Your legacy can be one of enhancing and protecting the civic centre including the library, or one of destruction of a major public asset – Te Ngakau, our civic centre.

I want to be able to be proud of our Council and of each of you. I am therefore imploring you to propose the amendment I suggest here, and include the option and detail in the draft LTP for public consultation.

Nga mihi
Helene

Helene Ritchie is a former deputy mayor who chaired the Council’s civic centre project.

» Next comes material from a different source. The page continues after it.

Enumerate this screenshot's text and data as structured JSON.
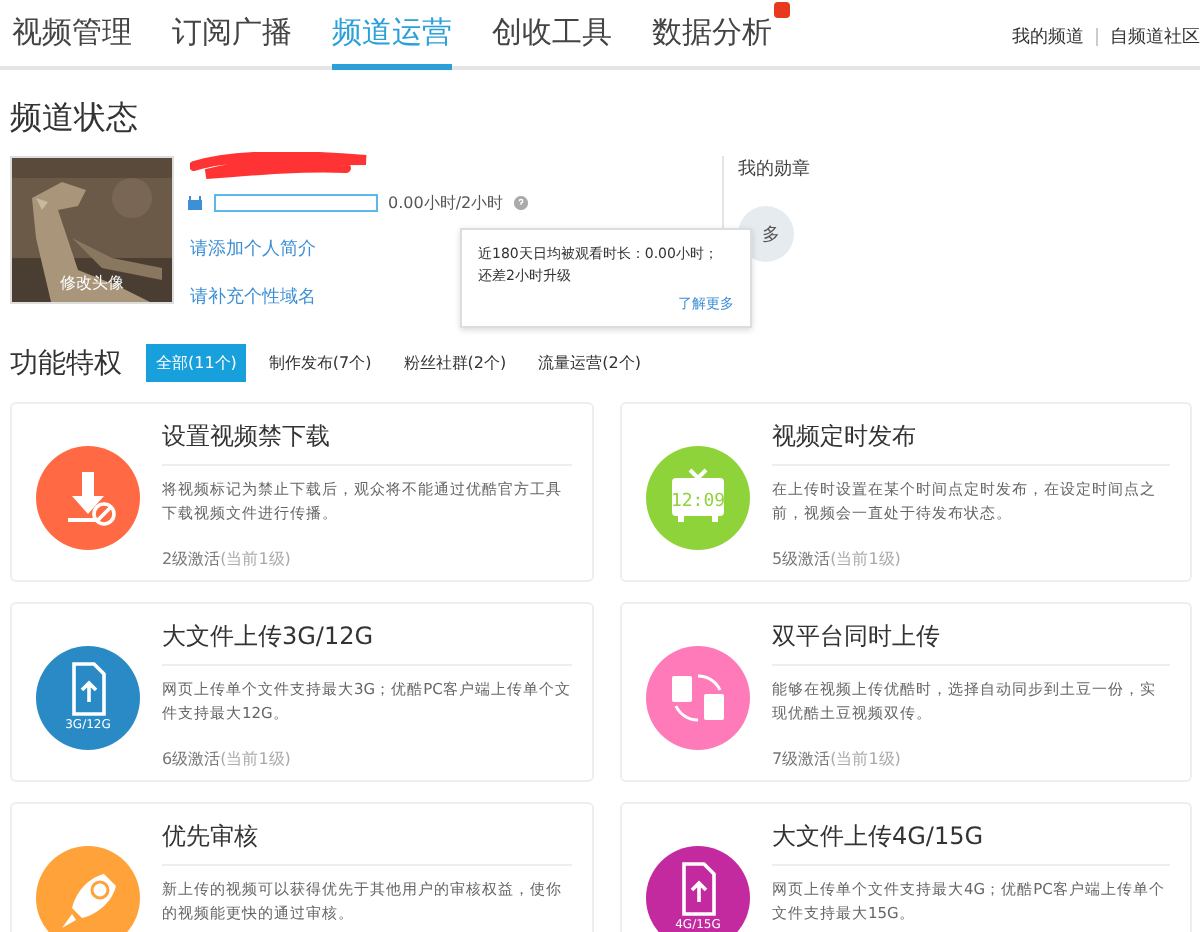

Note: The cost estimates are taken from the draft LTP.

7 comments:

  1. Dave B, 2. March 2021, 19:57

    Thanks Helene. A voice of sanity in all this.
    Council, do only what needs to be done to remediate and strengthen, no more.
    Please do not sell off Civic Square or parts of it. The buildings currently there worked well. We do not need major demolitions and re-builds in order to withstand unscathed the 1 in 200yr earthquake which may well not happen within the life of the building anyway. Stick with what we have.

     
  2. Northland, 2. March 2021, 21:25

    I can’t understand why the Council are hell bent on spending so much money on the Central Library when there are cheaper options as you have outlined Helene AND the Library is generally well regarded, had good patronage, is only 30 years old and is not included in the earthquake prone building list. What is this madness – councillors, you need to save money!

     
  3. Helene Ritchie, 3. March 2021, 15:10

    Northland, you are correct. I have the most up to date earthquake-prone building list and it is abundantly clear that the Central Library is not earthquake prone, and has never been given an earthquake-prone notice by the City Council’s authority. It is very poor that the DomPost continues to say that it is earthquake-prone, despite my alerting them to the facts, and it is unclear why the Council has continued in a similar way. The other two buildings MOB and CAB are also not listed as earthquake prone.

     
  4. Hel, 3. March 2021, 18:53

    I don’t share any romantic views of Civic Square and I can’t see the sense in pumping large sums of money into fixing up EQ challenged buildings. $180m to refurbish the Library is ridiculous and investing similarly large sums on the other buildings that are mothballed would be even more ridiculous. There comes a point where the investment to remedy these buildings is too costly and involves significant risks. The square really needs opening up and some life breathed into it, it wasn’t that great to be fair before the EQ havoc.

     
  5. Andrew, 3. March 2021, 21:53

    Thanks Helene. I wonder how much damage the Library received in the last two earthquakes? I have not seen any damage. The Council gave us an option which we chose, then they ignored that and went for a more expensive one. And we all know how unreliable the budget forecasts are for major construction projects. The Council must opt for a more simple and cheaper remediation. Any more is a dereliction of duty of care of ratepayers’ money.

     
  6. Helene Ritchie, 15. March 2021, 8:40

    Thanks Andrew. The Central Library has never been listed as earthquake prone. (I have the up to date list). It could/should have been fixed/remediated and reopened years ago, and for a fraction of the current estimate. Even on the Council’s estimates today, they say the remediation would cost $81.9million, alongside the $178.7 million ‘nice-to-have’ (one day) option. How much will that balloon out to? Double? More? The Town Hall is costing at least 3 times its original estimate.

     
  7. Helene Ritchie, 15. March 2021, 10:10

    What a pity the Council would not release the list of earthquake-prone buildings as assessed by the Council, when I requested it earlier this month. Why not? This is public information. Just as well I could get it by other means. Has anyone else tried?